そんな俺の様子を見ていたのか、俺から目をはずしつつも、ラビスが話しかけてきた。
「行きたいならいったら?」
俺は余裕を完全に無くしていたせいか、ラビスの言葉に苛立ち、立ち上がりラビスの元へと歩み寄り怒ってしまった。
「なんだよラビス! 俺の気持ちも知らないで、なんだよその言葉は!!!」
「逆ギレするのね! なら正直に行ってあげるわよ! この弱っちくて、惨めなシ·キく·ん! あなたね行く勇気もなくて、そして私を見てここに留まろうとでも思ったから、さっき私を見てたんでしょ? 私が気づいてないとでも思ったあぁ!!!?」
「あぁそうかよ! まさかラビスがそんなこと言うやつだとは思わなかったぜ!! 失望したわ!!」
俺はラビスに言ってはいけないことを、言ってしまったとその時に、気づけていれば良かったのかもしれない。今まで座りながら、俺へと怒っていたラビスが、無言で立ち上がったため、俺は呟いた時だった。
「なんだよ··」
パァーンと大きな音がその部屋へと鳴り響いた。俺はラビスに頬を叩かれたのである。そして叩いたラビスは、泣きながら俺へと怒ったまま、告げてドアの外へと出ていってしまったのである。
「私こそ失望したわよ! このバカ!!」
俺は部屋の外へと出ていってしまったラビスの方を、見ることはなかったが、ラビスが部屋の外へと出た途端、すぐに立ち止まったのは感じた。
だがある人から名を呼ばれた途端、ラビスは遠くへと遠のいていく、足音が聞こえたのである。
「ラビスちゃん!!!? ってあれ? ラビスちゃんどうしたんだいぃ?」
その部屋の外にいたのは、エンジェラが復活したことを確認したのかラミアがいた。そしてラミアは遠のいていく、ラビスの様子が気になったため、棒たちしたままの俺がいる、部屋の中へと入ってきたのである。
そして黙ったまま下を向き、棒たちしている俺に対し、ラミアは話しかけてきた。
「部屋にいたのは、君だったのね。シキくん。それで何があったのかな? ラビスちゃん泣きながら、遠のいていったけど。」
「何もありません····」
するとラミアは振り返り、部屋のノブへと手を掛けると、再度俺へと話しかけてきた。
「あなた怖いの? エンジェラが。それともエンジェラと会ってどうすればいいのかが、分からないの? まぁどちらにせよ。今のあなたじゃ。誰も救えはしないわよ。自分もね。」
「何·····何俺のことわかったつもりで言ってるんですか!!!!!? 」
俺はラミアの方向を向き、余裕の無さでついキレてしまった。するとラミアは振り返ることなく、答えてきた。

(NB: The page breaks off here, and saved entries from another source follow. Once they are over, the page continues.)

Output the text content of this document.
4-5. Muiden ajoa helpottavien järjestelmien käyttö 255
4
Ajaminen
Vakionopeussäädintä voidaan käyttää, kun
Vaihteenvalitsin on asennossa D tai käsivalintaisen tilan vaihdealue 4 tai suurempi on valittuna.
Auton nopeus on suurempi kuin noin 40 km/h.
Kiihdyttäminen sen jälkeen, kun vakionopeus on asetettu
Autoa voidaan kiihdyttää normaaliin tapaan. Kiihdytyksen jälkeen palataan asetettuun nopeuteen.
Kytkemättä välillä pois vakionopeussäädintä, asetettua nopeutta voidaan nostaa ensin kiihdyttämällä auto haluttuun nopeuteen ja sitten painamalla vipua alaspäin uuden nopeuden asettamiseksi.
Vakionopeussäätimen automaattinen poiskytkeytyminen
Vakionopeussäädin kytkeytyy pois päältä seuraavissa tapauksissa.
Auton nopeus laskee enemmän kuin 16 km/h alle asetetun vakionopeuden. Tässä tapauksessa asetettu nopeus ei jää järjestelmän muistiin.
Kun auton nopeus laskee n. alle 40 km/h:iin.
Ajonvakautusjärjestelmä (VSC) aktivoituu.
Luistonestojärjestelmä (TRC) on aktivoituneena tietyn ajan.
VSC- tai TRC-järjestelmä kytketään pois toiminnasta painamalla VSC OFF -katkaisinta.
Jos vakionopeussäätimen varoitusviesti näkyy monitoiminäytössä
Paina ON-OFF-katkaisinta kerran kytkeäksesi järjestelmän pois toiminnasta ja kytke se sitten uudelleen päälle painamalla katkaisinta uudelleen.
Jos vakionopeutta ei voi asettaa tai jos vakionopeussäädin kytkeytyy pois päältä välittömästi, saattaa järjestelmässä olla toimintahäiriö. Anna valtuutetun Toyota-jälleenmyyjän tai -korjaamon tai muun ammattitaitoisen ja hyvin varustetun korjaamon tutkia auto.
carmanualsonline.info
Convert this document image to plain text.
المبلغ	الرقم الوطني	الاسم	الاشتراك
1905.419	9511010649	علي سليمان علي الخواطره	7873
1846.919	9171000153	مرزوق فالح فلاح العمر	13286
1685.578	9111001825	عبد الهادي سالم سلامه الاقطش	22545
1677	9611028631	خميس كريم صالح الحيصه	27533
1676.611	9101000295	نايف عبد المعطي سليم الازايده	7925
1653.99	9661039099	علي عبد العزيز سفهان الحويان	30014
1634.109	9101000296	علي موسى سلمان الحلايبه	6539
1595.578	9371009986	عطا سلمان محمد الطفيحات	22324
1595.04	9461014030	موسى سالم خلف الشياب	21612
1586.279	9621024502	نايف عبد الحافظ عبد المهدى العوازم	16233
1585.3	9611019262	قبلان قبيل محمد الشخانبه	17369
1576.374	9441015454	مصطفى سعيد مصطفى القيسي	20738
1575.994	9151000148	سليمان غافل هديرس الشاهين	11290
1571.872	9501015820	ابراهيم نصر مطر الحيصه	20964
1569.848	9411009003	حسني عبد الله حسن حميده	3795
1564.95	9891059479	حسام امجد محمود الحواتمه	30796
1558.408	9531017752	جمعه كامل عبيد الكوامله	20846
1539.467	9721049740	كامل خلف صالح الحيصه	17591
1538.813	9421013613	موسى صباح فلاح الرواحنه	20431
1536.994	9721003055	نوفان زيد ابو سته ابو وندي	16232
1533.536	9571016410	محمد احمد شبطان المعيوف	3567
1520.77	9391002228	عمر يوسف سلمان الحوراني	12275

「私は聖人じゃないから、あなたの気持ちも分からないわ。エンジェラの気持ちもね。でも良いこと教えてあげるわ。エンジェラも今のあなたとラビスとは会いたくないと言っているわ。嫌いとかな理由では無いわ。まぁこの先言ってしまったら、あなたの気持ちの問題は、答えが見えないだろうから。ひとまず課題にしとくわね。答えは行動で教えてちょうだい。それじゃあね!」
するとラミアはノブを回し、外へと出ていってしまった。俺はラミアに色々言いたかったが、ラミアは出ていってしまったため、近くの壁を思いっきり殴りだした。
「くそっくそっくそっくそぉぉおお!!!! ラビスもラミアも俺の気持ちも知らないで色々いいやがって! くそっがああああぁ!!」
俺が壁を叩いてる頃、ラミアはドアの外で部屋の中の、俺の様子を音で聞いていた。
そしてラビスはというと、ギルドの門の前の横にある、座れそうな所で、座り込みただただ、泣いていたのである。
「う···うぅ···うええぇぇええん.....」
そんなラビスの様子を、遠くで悲しそうに見ているリビーがいたのであった。